You can also click on the compare multiple evaluations list view from the 1-click action menu in the evaluation list view. (Figure 7.97 ).
A chart displaying the curves for the current evaluation will be displayed. You can select any of the four evaluation curves offered by BigML: Precision-Recall curve, ROC curve, Gain curve and Lift curve. (See Figure 7.98 .) You can find a detailed explanation of the evaluation curves in Evaluation curves .
You can plot different evaluations in the chart by clicking the evaluation selector shown in Figure 7.99 . You will only be able to select other comparable evaluations, i.e., other evaluations that were built using the same testing dataset. BigML allows to compare up to 150 evaluations simultaneously selecting them in groups of 20 evaluations from the selector.
Your selected evaluations will appear in the chart with different colors. The evaluation curves and metrics will be calculated according to the positive class selected. You can select to sort your evaluations in the legend by any of the available metrics: the ROC AUC, the PR AUC, the K-S statistic, the Kendall’s Tau or the Spearman’s Rho. In the legend, for each evaluation, you will have the name, the icon of the model used, the sorting metric, and the configuration parameters used to create the model. By hovering over the evaluations in the legend you will be able to hide or remove them at any time.

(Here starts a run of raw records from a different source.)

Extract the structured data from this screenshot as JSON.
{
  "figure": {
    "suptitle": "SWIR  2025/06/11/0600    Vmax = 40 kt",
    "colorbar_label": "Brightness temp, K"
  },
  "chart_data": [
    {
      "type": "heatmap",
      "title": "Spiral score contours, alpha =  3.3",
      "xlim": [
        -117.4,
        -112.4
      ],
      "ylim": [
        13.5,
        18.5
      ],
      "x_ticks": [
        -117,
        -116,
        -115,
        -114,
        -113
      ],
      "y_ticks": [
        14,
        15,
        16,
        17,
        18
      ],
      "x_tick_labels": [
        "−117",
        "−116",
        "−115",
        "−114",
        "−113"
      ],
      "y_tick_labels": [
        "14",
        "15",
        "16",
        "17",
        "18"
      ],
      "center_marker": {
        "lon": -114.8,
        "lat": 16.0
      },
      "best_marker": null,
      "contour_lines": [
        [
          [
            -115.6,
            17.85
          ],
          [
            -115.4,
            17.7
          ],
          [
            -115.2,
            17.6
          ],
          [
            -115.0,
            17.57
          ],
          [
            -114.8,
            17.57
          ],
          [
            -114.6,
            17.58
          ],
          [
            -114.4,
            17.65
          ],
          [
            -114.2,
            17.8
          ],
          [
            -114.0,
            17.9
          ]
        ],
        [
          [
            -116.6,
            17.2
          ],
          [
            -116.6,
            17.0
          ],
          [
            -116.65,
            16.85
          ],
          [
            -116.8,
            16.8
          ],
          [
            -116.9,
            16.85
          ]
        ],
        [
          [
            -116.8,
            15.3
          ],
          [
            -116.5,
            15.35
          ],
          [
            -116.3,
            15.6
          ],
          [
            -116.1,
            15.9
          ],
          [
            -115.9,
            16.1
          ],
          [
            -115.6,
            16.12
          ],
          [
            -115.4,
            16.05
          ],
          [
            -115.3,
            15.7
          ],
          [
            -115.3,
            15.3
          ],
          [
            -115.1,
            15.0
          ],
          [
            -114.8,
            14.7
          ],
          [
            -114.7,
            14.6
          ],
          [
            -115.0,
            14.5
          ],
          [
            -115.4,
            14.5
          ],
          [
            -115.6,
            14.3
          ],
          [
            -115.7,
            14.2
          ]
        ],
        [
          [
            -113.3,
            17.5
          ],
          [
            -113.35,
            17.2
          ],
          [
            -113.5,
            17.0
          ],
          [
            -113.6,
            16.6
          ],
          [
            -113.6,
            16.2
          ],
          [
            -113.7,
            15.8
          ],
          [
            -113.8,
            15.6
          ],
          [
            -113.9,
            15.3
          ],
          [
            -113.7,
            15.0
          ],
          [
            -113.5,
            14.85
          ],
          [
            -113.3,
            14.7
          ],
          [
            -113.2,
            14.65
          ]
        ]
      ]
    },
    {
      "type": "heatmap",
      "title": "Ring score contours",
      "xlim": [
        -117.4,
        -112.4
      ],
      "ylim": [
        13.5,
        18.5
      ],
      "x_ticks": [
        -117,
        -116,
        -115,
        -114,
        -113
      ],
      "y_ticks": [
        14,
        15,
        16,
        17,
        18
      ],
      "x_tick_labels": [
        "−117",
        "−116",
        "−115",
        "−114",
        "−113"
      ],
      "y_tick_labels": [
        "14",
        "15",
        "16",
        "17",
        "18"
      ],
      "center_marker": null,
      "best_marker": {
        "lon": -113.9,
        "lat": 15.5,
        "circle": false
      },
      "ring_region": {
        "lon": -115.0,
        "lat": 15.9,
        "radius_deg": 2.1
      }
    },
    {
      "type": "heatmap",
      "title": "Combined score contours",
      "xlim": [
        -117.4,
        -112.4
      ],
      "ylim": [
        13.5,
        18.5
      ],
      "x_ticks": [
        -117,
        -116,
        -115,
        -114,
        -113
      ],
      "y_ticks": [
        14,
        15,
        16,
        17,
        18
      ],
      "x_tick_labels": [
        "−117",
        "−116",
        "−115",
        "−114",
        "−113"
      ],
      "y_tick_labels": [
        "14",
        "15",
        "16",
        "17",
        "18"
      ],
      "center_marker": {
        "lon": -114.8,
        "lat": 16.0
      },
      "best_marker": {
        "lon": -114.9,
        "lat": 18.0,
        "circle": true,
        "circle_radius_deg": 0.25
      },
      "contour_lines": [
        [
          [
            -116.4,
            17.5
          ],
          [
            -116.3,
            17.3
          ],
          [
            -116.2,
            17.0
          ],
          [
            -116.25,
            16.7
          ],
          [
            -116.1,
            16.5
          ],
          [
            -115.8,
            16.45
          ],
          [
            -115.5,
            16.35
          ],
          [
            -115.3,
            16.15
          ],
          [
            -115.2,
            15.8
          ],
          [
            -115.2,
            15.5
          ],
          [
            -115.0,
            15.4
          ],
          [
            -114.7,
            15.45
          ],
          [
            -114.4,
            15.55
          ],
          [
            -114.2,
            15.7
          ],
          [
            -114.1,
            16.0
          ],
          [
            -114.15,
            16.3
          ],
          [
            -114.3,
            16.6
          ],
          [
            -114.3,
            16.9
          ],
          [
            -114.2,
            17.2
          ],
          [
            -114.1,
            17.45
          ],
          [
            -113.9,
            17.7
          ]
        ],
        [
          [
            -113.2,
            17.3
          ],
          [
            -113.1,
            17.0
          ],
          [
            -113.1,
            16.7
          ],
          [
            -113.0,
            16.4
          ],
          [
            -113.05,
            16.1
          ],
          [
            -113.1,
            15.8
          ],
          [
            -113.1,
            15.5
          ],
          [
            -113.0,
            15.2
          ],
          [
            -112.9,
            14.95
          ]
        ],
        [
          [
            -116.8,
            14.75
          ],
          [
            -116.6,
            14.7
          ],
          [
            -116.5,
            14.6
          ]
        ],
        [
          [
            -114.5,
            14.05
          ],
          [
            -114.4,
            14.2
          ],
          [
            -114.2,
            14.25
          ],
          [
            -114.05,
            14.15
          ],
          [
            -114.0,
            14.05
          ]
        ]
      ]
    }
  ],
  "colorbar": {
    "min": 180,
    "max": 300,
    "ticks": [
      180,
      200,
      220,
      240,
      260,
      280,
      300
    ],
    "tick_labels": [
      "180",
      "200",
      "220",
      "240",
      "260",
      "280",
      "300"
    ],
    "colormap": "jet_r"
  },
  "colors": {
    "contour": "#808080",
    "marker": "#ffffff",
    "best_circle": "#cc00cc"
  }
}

Apart from the ROC AUC and PR AUC metrics shown in the legend for, you will also be able to see the PR AUCH and ROC AUCH by hovering over the evaluation names. Again, refer to Evaluation curves for a detailed explanation about the AUCH (Are Under the Convex Hull).
If you select the Gain curve you will also obtain the K-S statististic by hovering over the evaluation name in the legend. (See Evaluation curves for a detailed explanation).

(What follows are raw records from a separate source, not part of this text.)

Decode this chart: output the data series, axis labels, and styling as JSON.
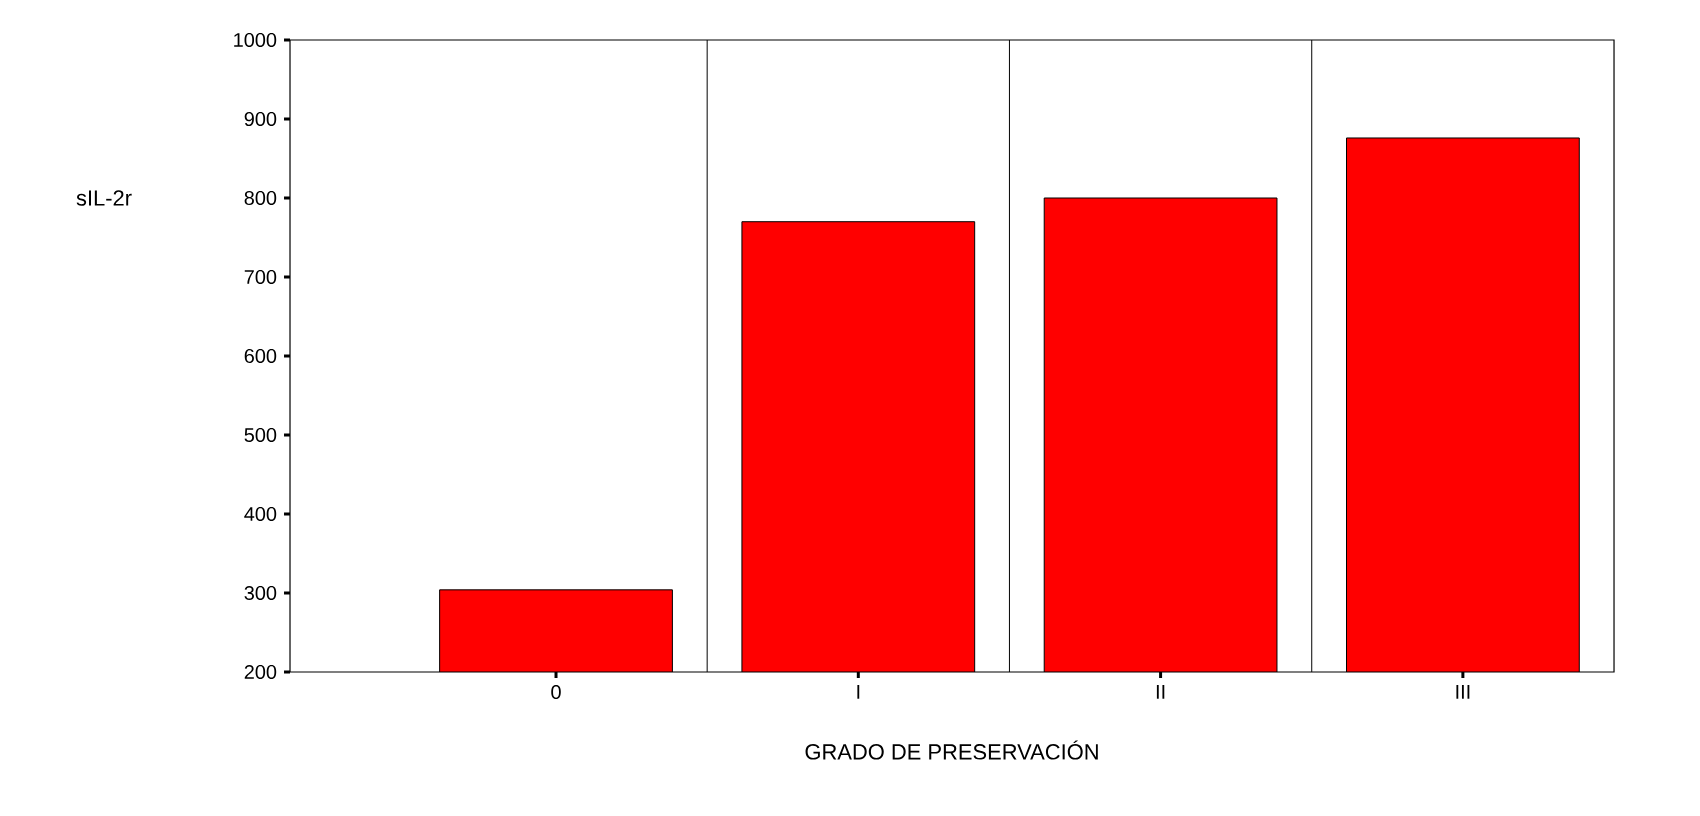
{
  "chart_data": {
    "type": "bar",
    "xlabel": "GRADO DE PRESERVACIÓN",
    "ylabel": "sIL-2r",
    "categories": [
      "0",
      "I",
      "II",
      "III"
    ],
    "values": [
      304,
      770,
      800,
      876
    ],
    "color": "#ff0000",
    "ylim": [
      200,
      1000
    ],
    "yticks": [
      200,
      300,
      400,
      500,
      600,
      700,
      800,
      900,
      1000
    ],
    "grid": "x"
  }
}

The panel below the chart, contains a table with all the selected evaluations, their metrics and a set of model parameters to help you identify which algorithm and configuration performs better (see Figure 7.103 ):
ROC AUC: the Area Under the Curve of the ROC curve.
PR AUC: the Area Under the Curve of the Precision-Recall curve.
K-S: the K-S statistic of the Gain curve.
Tau: the Kendall’s tau coefficient.
Rho: the Spearman’s rho coefficient.
Model Type: if the resource evaluated is a single model, ensemble, logistic regression, deepnet, or fusion.
Number of nodes: maximum number of splits set for training the model or ensemble.
Number of models: number of models set for training the ensemble. For models, it will always be 1.
% of Bagging: percentage of the dataset instances used for training the single trees composing the ensemble.
Randomize: if the single trees composing an ensemble take a random sample of fields per split.
Boosted: if the ensemble is composed of Boosted trees.
Balanced: if the model or ensemble has been built previously balancing the objective field.
Missing splits: if the model or ensemble has been built taking into account the missing values in the dataset.
Default Numeric: if the logistic regression has been built replacing the missing values by the field mean, maximum, minimum or zero.
Auto-scaled: if the fields in the logistic regression have been auto-scaled.
Bias: if the logistic regression includes the bias term.
You can find a detailed explanation of each configuration parameter depending if the model is a single tree (section 1.4 ), an esemble (section 2.4 ), a logistic regression (section 4.4 ), or a deepnet (section 5.4 ) in the corresponding sections.
Exporting Evaluation Comparison
You can export the multiple comparison chart in PNG format with or without legends by clicking the icon shown in Figure 7.104 . The legend includes the evaluations names, the selected sorting metric and the model configuration options.